Der Präsident des Umweltbundesamtes (UBA), Prof. Dirk Messner, begrüßte die Studie, relativierte aber die Gefahren für die Natur.

UBA: Keine direkte Gefahr

Nach Messners Einschätzung liefert die Untersuchung wertvolle und deutschlandweite Daten zur Verbreitung von Pflanzenschutzmitteln über die Luft. Was die Umweltauswirkungen angeht, muss man laut dem UBA-Präsidenten jedoch differenzieren: Die jetzt im Rahmen der Studie weiter entfernt gefundenen Rückstände würden zumindest unmittelbar keine Gefahr für Tiere und Pflanzen bergen, da die nachgewiesenen Konzentrationen ganz überwiegend deutlich unter dem lägen, was das UBA im Nahbereich zulassen würde.

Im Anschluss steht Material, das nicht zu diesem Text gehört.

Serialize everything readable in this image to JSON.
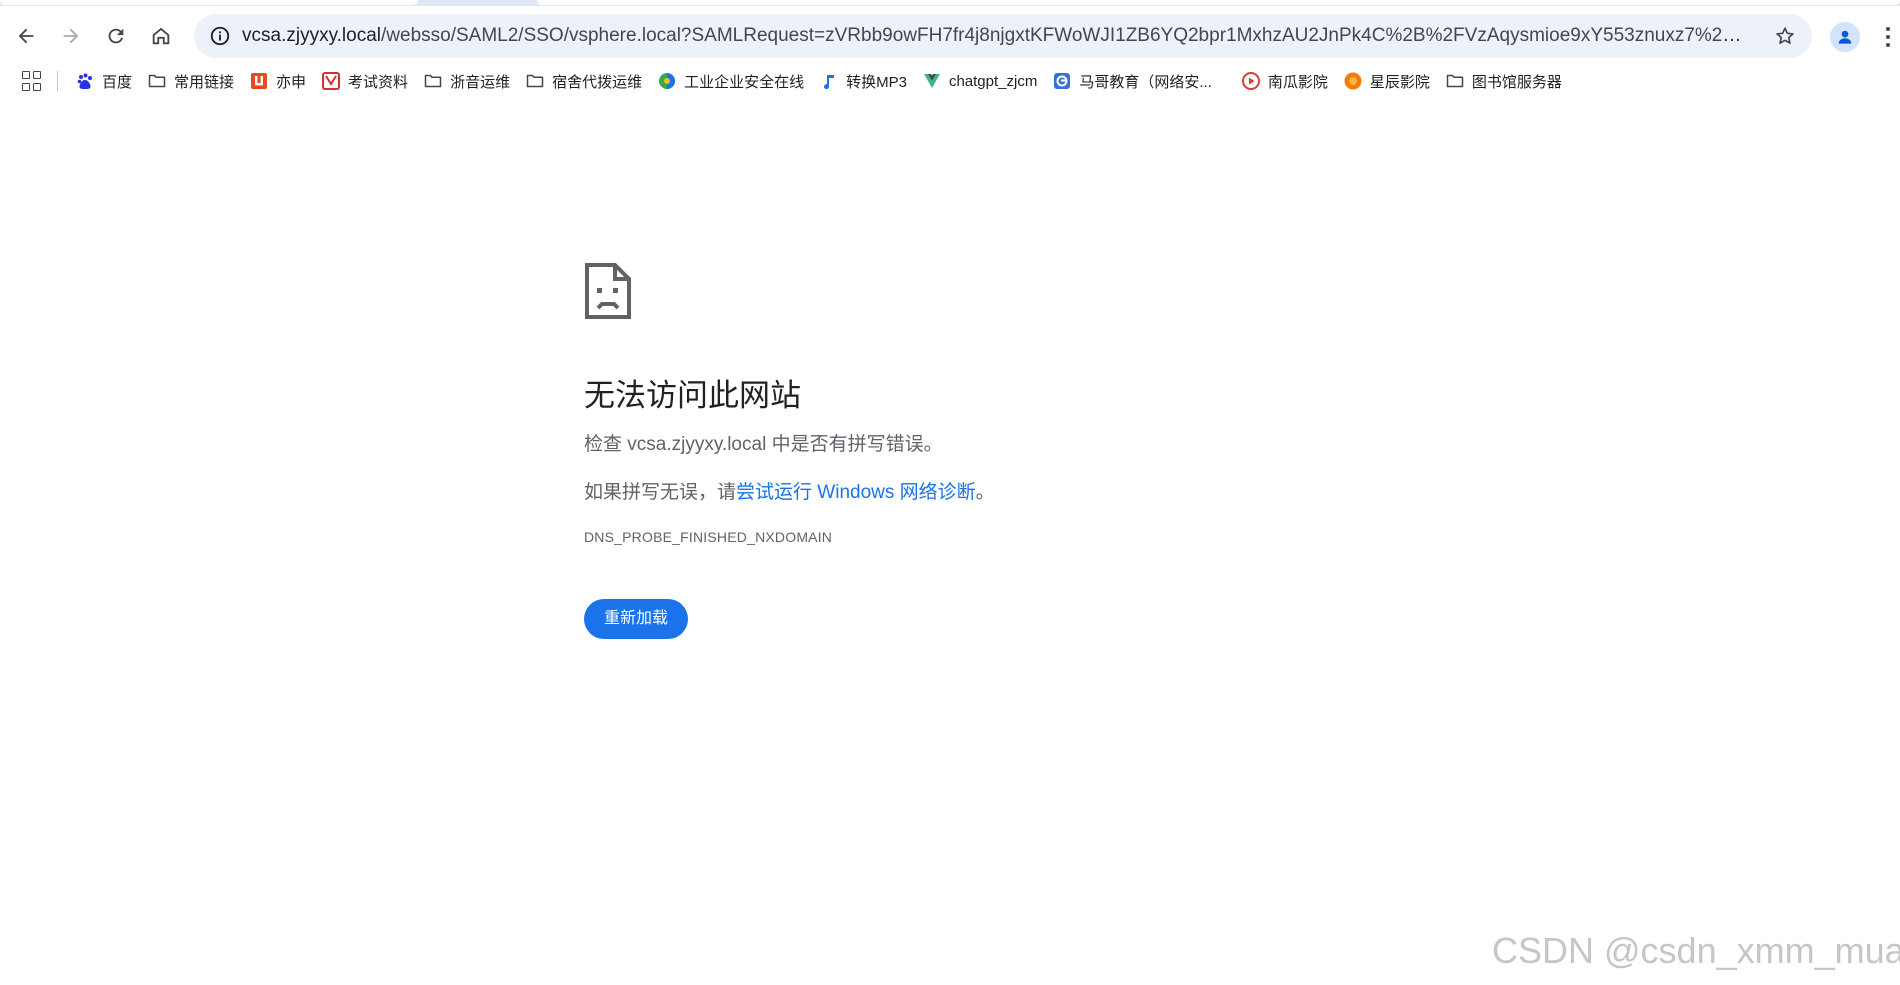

Das Bundesinstitut für Risikobewertung stellte fest, dass gesundheitliche Beeinträchtigungen bei sachgerechter und bestimmungsgemäßer Anwendung von Pflanzenschutzmitteln unwahrscheinlich seien. Dies gelte auch im Falle von Abdrift, Verflüchtigung und Verfrachtung von Wirkstoffen.